O Governo está compulsivamente comprometido com a sua sobrevivência política, mas finalmente compreende que também ele é um escravo das circunstâncias, não apenas refém dos caprichos de uma Esquerda tosca, tacanha, tapada. O Governo percebe tardiamente, mas percebe finalmente, que o seu futuro é uma consequência do beneplácito informado e consciente que respeita a integridade de cada um e de todos os portugueses. Cada português com as suas necessidades, com os seus desejos, as suas paixões, dúvidas, simpatias. O Governo não podia e não pode refugiar-se numa armadura ideológica que ignora as pessoas como o elemento descartável. Este é o erro categórico de todas as oposições, incapazes de resistir aos argumentos ideológicos de todas as matizes apenas para poder obter ganhos políticos imediatos. É uma visão de curto prazo, uma perspectiva que oscila ao ritmo dos títulos de jornal, uma operação mediática que em nome da sobrevivência política abandona cinicamente Portugal aos caprichos cruéis da Natureza.

Esta pandemia tem o sabor amargo e distópico que alguns romances também transmitem. O saber estranho de uma sonolência colectiva que vai construindo numa ideia de recolhimento o ideal de uma existência com maior significado – o reencontro com a Natureza, o idílio pastoral, a proximidade com Deus, os hábitos seculares de uma Idade de Ouro desaparecida, a ilusão medieval de um convento elevado ao sexto andar de um subúrbio anónimo de uma grande cidade. Existe uma melancolia que penetra nos espíritos enquanto as pessoas dormem. Uma melancolia que, ao acordar, envenena cada indivíduo para o resto do dia, talvez, para o resto da vida. O confinamento é uma segunda infância.

Mas as sociedades modernas são incompatíveis com a primeira infância e destruidoras das ilusões de que o paraíso ainda está ao nosso alcance. As sociedades modernas inventam outra Terra debaixo dos nossos pés, um outro Mundo em que tudo é mudança e decadência. A pandemia é uma mensagem que nos manda sempre voltar à casa de partida algures num jardim de cimento. A pandemia não é um estado estável, mas a convulsão permanente de um fluxo de ondas. Cada um de nós regressa ao porto original para descobrir que o paquete partiu. Neste ficar, o viajante sobrevive à sua vida para poder morrer.
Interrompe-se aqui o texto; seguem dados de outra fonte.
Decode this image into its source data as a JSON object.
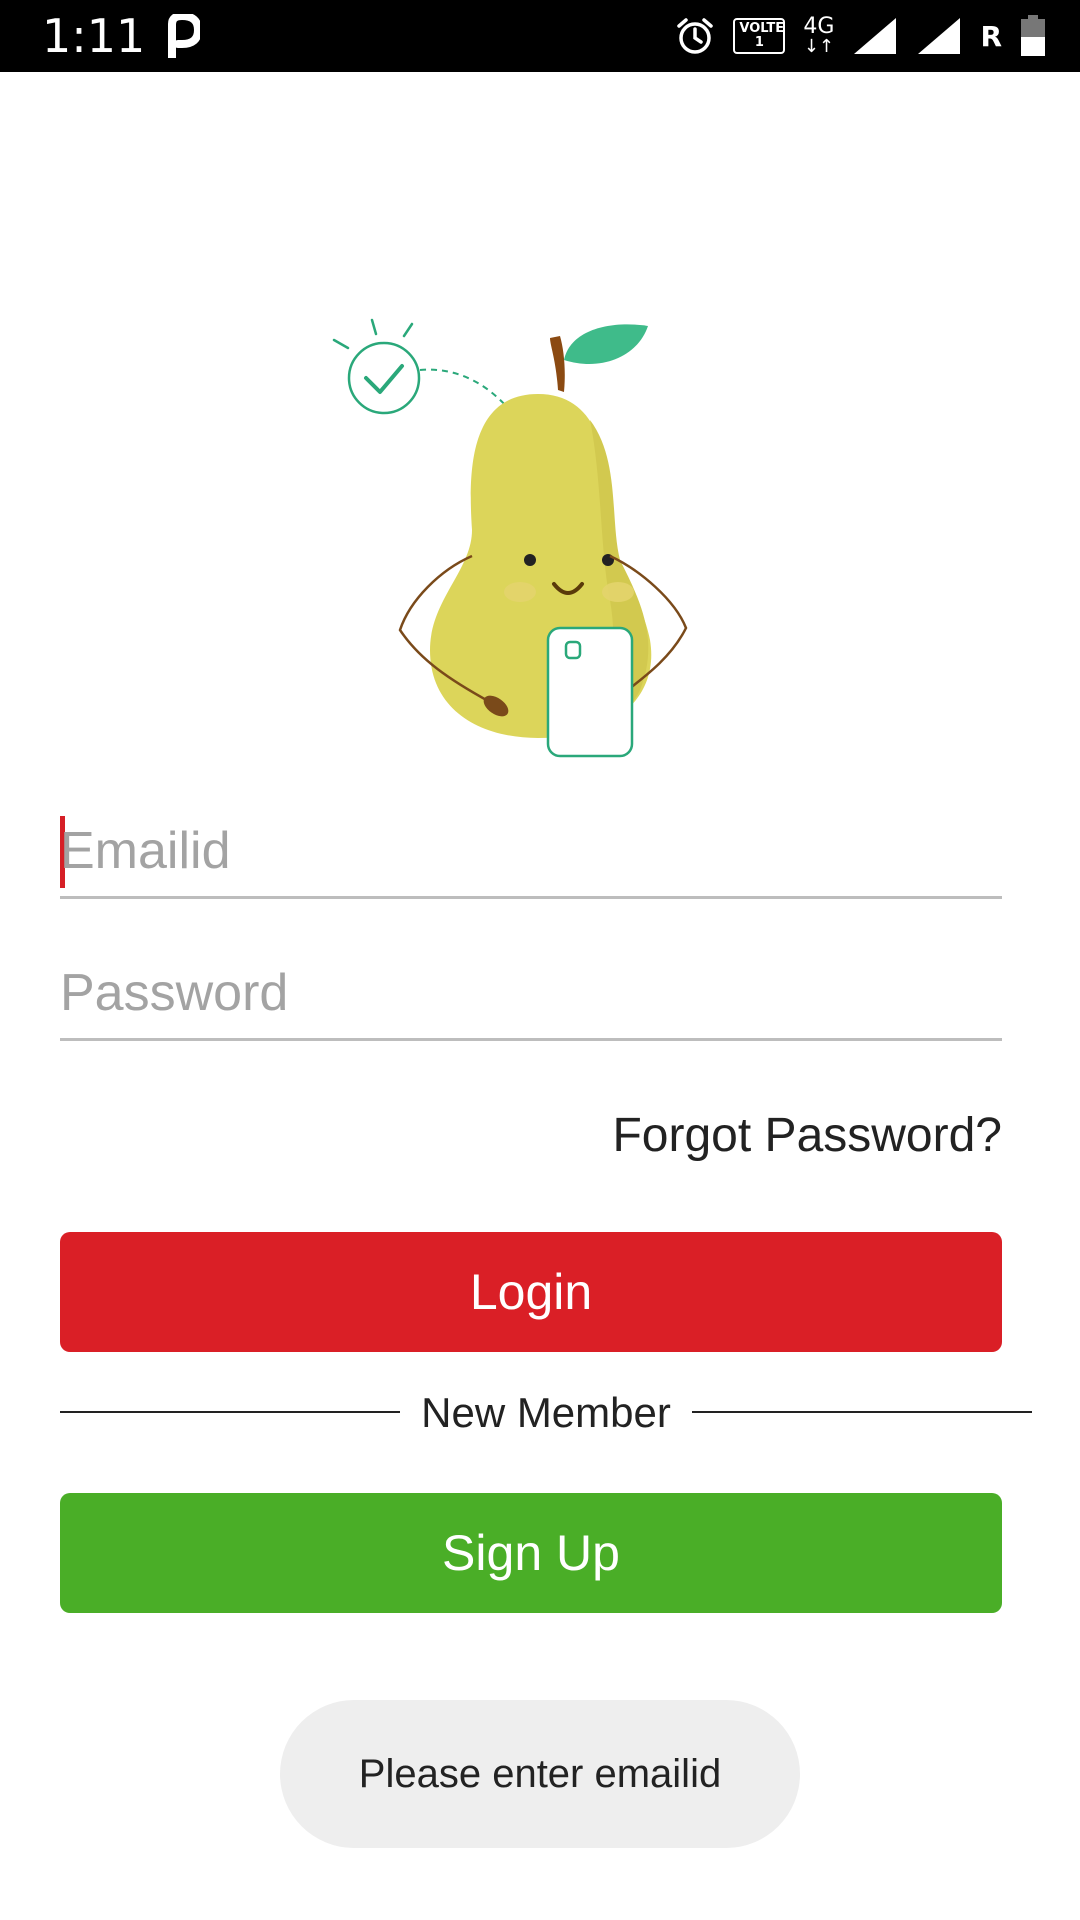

O ritmo inclemente da política acidental não é sensível a esta dimensão humana da pandemia. O rigor mortis de uma economia em asfixia invade a Terra com o uivo de um exército de bárbaros. As pandemias acabam. As dívidas públicas são eternas. As pessoas morrem. Os sobreviventes abrigam-se nos apoios sociais, nos bancos alimentares, nos grandes programas de intervenção do Estado, na solidariedade entre semelhantes, nas redes informais de cuidados indiferenciados, na diferença dos voluntários para o Mundo, na elegância angulosa das palavras sem esperança, na esperança fluida de um porta aberta para a rua ao encontro dos desejos dos outros. O Governo não tem o mapa milagroso para sair do labirinto. Mas deve ter o compasso de uma ideia para não acabarmos todos a tomar banhos de sol entre os escombros de um Mundo que um dia foi o nosso.

Nota: O autor escreve ao abrigo do antigo acordo ortográfico.